At the same time, OECM status may create opportunities for sustainable financing mechanisms, including payments for ecosystem services, carbon credits, and community-based ecotourism development. However, experts argue such initiatives must be designed to ensure equitable benefit-sharing with local communities, particularly the Chepang people, who have historically faced economic marginalization.

The local Chepangs also collect a variety of wild medicinal herbs from the forest, such as wild climbers (Burjo and Gurjo lahara), as well as wild yam (Ban tarul), wild fruits such as chutrey and kale gedi, and other edible non-timber forest products. The forests also harbor a rich diversity of bird species. Linking these traditional practices to viable economic outputs could help secure sustainable livelihoods while supporting the continuation of their traditional knowledge.

There is a concern that the OECM designation could lead to bans on certain traditional practices,  including hunting, which may limit resources and create stress and uncertainty within the community. For example, hunting bats is one of the traditional practices of the Chepang community during the Chiuri tree harvest month. If OECMs are governed primarily through state-led structures, they may impose restrictions similar to those found in conventional protected areas.

A Chepang woman preparing a net, which is used for Bat hunting in Korak, Chitwan. Image by author. Used with permission.

It is therefore essential that community members, representative of the Chepang community, the Nepal Chepang Association, and associated civil society and community-based organizations are clearly informed and meaningfully engaged with the OECM framework before it is fully implemented. The enforcement of regulations by external governing bodies, without adequate consultation and consent, may lead to conflicts over land rights, resource access, and the continuation of spiritual and cultural practices, ultimately disrupting the symbiotic relationship between indigenous peoples and their environment.

OECMs are often perceived to be synonymous with protected areas, but there are key differences. There are still concerns due to the historical legacy of protected area formation, which has frequently involved the exclusion of communities and restrictions on their rights to access natural resources.
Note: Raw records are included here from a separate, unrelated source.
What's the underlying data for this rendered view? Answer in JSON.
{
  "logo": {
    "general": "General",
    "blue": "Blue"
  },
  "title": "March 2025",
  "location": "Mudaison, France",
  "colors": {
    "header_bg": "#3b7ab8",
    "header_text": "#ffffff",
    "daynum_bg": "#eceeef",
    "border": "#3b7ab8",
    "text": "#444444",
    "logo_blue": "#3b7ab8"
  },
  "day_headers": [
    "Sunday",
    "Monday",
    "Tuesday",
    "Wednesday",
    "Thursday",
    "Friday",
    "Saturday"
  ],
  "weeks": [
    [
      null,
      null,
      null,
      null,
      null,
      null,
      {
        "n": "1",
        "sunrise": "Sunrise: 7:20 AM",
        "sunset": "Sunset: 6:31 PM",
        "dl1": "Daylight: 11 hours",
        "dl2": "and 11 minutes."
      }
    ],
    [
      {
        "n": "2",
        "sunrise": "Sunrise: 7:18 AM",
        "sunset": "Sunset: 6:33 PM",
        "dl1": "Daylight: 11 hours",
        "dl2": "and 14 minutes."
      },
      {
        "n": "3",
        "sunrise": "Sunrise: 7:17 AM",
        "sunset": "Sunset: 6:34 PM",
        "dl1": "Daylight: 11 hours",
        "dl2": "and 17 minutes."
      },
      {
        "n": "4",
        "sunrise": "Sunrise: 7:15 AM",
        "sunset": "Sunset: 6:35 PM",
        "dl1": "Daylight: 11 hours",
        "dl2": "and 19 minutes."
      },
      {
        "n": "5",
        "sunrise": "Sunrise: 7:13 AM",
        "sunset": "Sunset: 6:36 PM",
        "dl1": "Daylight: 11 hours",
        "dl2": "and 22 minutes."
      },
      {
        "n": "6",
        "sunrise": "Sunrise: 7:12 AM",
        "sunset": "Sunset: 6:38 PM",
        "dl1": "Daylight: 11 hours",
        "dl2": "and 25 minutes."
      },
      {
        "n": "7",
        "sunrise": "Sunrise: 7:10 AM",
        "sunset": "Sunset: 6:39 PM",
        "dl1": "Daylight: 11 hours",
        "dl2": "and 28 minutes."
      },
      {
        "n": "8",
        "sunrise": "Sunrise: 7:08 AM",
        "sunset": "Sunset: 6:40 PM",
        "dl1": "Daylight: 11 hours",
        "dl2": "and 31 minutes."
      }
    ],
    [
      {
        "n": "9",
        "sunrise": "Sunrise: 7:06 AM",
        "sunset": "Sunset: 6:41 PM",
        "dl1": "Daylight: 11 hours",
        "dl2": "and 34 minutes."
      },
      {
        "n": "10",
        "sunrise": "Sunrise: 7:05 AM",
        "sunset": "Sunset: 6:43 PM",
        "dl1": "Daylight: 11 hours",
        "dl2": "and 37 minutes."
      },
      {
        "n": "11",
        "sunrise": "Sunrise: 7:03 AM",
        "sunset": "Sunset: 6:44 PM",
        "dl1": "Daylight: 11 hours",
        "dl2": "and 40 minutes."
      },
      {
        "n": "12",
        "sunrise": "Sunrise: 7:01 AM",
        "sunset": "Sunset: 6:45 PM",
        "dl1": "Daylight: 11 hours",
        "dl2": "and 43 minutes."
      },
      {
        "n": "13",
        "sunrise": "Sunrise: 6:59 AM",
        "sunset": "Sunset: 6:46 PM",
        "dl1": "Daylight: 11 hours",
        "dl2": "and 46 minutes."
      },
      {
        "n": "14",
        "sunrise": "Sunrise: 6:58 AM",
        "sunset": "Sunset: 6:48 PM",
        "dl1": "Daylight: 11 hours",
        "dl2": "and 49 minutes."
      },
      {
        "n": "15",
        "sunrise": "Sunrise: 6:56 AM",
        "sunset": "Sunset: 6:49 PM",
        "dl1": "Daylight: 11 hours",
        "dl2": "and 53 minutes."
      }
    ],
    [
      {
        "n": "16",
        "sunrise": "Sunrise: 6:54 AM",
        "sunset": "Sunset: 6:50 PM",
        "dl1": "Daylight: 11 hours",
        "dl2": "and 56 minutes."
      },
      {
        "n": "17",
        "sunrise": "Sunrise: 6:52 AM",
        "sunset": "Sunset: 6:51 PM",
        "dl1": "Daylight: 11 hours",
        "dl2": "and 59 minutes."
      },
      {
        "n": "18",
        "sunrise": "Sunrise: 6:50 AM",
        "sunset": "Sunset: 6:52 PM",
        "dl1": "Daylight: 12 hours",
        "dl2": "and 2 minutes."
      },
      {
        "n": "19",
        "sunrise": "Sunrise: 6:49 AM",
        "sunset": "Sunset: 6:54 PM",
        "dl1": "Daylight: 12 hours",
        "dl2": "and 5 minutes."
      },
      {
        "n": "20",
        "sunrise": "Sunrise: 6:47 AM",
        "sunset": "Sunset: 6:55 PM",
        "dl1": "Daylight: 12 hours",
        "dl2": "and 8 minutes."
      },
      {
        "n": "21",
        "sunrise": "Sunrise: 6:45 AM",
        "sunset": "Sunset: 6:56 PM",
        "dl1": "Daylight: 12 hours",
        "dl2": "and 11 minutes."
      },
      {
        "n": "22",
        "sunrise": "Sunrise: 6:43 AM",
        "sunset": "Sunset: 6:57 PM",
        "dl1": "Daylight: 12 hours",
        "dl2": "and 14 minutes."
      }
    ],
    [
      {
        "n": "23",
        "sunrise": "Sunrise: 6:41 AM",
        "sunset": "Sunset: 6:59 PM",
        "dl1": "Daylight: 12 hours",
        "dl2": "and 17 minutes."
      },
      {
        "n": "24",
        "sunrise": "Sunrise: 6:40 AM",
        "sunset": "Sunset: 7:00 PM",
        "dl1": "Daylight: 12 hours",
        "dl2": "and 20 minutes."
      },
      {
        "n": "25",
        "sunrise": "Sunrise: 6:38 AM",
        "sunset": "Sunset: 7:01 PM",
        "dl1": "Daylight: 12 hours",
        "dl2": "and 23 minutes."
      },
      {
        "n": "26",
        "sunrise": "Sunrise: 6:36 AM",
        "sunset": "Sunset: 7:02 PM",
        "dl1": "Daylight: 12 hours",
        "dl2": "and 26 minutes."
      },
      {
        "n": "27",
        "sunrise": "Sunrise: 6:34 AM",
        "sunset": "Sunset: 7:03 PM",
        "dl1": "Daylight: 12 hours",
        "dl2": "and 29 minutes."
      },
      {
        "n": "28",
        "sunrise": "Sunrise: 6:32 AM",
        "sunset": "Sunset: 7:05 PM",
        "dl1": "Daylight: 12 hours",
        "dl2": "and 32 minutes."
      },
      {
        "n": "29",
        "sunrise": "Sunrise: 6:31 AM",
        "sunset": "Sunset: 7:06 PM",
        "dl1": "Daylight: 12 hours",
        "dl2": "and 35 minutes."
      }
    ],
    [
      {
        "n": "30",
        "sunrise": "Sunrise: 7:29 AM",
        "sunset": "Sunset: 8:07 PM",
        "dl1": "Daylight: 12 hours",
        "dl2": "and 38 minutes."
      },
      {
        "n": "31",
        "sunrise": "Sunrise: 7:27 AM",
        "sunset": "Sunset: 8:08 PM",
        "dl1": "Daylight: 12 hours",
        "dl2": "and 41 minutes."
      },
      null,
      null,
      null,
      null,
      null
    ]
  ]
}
The failure to meaningfully engage Indigenous Peoples in planning, implementation, and locally-led monitoring has led to conservation projects that disrupt traditional livelihoods, generate conflict, and sometimes even displace entire communities. These outcomes are not isolated incidents; rather, they reflect conservation models that impose one-size-fits-all strategies, often rooted in colonial legacies, without considering the distinct cultural, political, and ecological realities of Indigenous communities.